In addition to the foregoing assumptions, limitations and qualifications set forth above, the enforceability of the Securities is subject to the effect of any applicable bankruptcy (including, without limitation, fraudulent conveyance and preference), insolvency, reorganization, rehabilitation, moratorium or similar laws and decisions relating to or affecting the enforcement of creditors’ rights generally, and to general principles of equity (regardless of whether such enforceability is considered in a proceeding in equity or at law), including, without limitation, concepts of materiality, reasonableness, good faith and fair dealing, and the possible unavailability of specific performance or injunctive relief.
The foregoing opinions are based on and are limited to the contract laws of the State of New York, the General Corporation Law of the State of Delaware and the relevant federal law of the United States of America, and we render no opinion with respect to any other laws or the laws of any other jurisdiction.

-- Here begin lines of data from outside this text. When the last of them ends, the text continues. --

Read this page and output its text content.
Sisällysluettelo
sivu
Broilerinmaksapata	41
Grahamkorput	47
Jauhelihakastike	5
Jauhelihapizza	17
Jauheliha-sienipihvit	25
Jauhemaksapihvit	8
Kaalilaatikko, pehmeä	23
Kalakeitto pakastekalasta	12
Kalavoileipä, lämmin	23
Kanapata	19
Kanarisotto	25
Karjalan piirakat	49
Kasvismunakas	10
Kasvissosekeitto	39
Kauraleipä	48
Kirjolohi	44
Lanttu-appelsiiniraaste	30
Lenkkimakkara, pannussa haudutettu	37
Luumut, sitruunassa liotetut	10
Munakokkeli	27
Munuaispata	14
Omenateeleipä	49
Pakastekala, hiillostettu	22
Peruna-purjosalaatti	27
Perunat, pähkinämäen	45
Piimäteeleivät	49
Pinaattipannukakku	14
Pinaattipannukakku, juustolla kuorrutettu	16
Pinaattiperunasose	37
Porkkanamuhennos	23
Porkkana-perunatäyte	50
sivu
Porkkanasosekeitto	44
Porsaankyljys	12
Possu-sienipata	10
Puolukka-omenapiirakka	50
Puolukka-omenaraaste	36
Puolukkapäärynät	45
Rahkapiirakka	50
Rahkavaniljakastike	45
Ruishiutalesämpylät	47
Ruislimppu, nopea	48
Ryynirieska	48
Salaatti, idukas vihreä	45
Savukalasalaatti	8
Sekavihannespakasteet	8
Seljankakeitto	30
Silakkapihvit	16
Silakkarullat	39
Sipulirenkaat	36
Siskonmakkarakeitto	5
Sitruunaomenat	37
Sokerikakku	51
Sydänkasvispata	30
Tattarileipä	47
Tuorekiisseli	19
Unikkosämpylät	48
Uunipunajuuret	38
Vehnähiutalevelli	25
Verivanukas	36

We hereby consent to the filing of this opinion with the Commission as Exhibit (5) to the Registration Statement and to the references to our firm under the heading “Legal Matters” in the prospectus included in the Registration Statement. By giving such consent, we do not admit that we are experts with respect to any part of the Registration Statement, including this Exhibit, within the meaning of the term “expert” as used in the Securities Act or the rules and regulations thereunder.